An upstate New York thrift has tried to derail the planned merger of two community banks by making last-minute bids to acquire each company.

But the boards of Oneida Valley Bancshares and Cortland First Financial rejected the hostile offers last week and said they intend to proceed with their merger.

Flush with cash from its recent public offering, CNY Financial Corp. in Cortland offered to buy Oneida Valley for $60.5 million and Cortland First for $72 million. CNY Financial, a thrift with $279 million of assets, converted from mutual to stock ownership in early October.

After separately consulting with financial and legal advisers, executives of Oneida Valley and Cortland First said they remained committed to the $47 million deal they announced in July.

"The board has reaffirmed its long-term strategic plan and concluded that it is in our shareholders' best interests to reject the CNY proposal and proceed with our merger of equals with Oneida Valley," said David Alvord, president and chief executive officer of $234 million-asset Cortland First.

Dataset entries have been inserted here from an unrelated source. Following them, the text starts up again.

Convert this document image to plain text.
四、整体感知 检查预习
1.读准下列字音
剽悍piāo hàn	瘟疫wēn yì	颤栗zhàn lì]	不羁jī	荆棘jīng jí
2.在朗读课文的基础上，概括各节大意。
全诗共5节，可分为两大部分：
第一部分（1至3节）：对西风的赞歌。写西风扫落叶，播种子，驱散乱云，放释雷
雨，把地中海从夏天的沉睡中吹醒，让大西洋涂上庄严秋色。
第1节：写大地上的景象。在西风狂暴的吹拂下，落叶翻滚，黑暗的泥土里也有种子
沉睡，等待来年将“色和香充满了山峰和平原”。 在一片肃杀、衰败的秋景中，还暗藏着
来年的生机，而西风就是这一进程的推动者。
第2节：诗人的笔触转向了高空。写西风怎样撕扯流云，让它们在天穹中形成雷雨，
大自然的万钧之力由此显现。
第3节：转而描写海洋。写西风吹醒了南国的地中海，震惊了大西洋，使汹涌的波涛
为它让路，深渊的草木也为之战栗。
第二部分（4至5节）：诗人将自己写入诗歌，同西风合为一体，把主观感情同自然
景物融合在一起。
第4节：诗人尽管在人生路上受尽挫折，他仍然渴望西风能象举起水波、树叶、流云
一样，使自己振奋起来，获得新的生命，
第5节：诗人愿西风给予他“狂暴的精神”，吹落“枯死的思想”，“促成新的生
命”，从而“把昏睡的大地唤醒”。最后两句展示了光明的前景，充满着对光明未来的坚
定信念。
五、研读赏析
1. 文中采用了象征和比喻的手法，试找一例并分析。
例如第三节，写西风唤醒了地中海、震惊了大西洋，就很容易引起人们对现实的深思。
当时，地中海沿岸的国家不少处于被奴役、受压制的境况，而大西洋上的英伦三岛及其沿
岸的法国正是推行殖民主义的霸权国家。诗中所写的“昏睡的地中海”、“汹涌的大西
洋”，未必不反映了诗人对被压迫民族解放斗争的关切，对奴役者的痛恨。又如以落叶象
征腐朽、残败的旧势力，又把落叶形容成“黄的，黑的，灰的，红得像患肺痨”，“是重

Shareholders of both banks are expected to vote on the merger next week. The merged company, to be named Alliance Financial Corp., would have $450 million of assets, 16 branches, and 250 employees. Its plan is to expand into the Syracuse, N.Y., market.

CNY Financial, which owns a small stake in Oneida Valley, is urging the latter's shareholders to reject the Cortland First transaction. The thrift pointed out in a press release that Oneida Valley shareholders would get $14.50 per share more from its offer.

"We thought that (Oneida Valley's) executives should have sat down with us and discussed the transaction before rejecting it," said Steven A. Covert, chief financial officer at CNY Financial. He added that some Oneida Valley shareholders have "called us expressing support for our bid."

John C. Mott, president of Oneida Valley, acknowledged that his company's shareholders would get a higher premium under CNY's bid.

However, he said, CNY's proposal would have a negative effect on the bank's future, including the loss of decision-making and jobs in the community. Oneida Valley's board also questioned CNY Financial's lack of track record as a commercial bank and publicly held company, according to a letter mailed to shareholders Thursday.

"The board feels that it has filled its fiduciary responsibilities," said Mr. Mott.

Mr. Mott and Mr. Alvord, friends for three decades, would become co-CEOs of Alliance Financial. The company would be 55%-owned by Cortland First shareholders and 45%-owned by Oneida Valley shareholders.

One CNY shareholder has opposed the company's aggressive tactics.

Spence Ltd., a Nashville-based investment partner, which owns 1.9% of CNY's stock, issued a press release Thursday calling the bid for Oneida Valley "ill-advised and financially destructive to the creation of shareholder value."

Spence said it has made a written request for CNY's shareholder list. The investor intends to communicate to other shareholders its concerns about CNY's profitability, overhead, and capital management.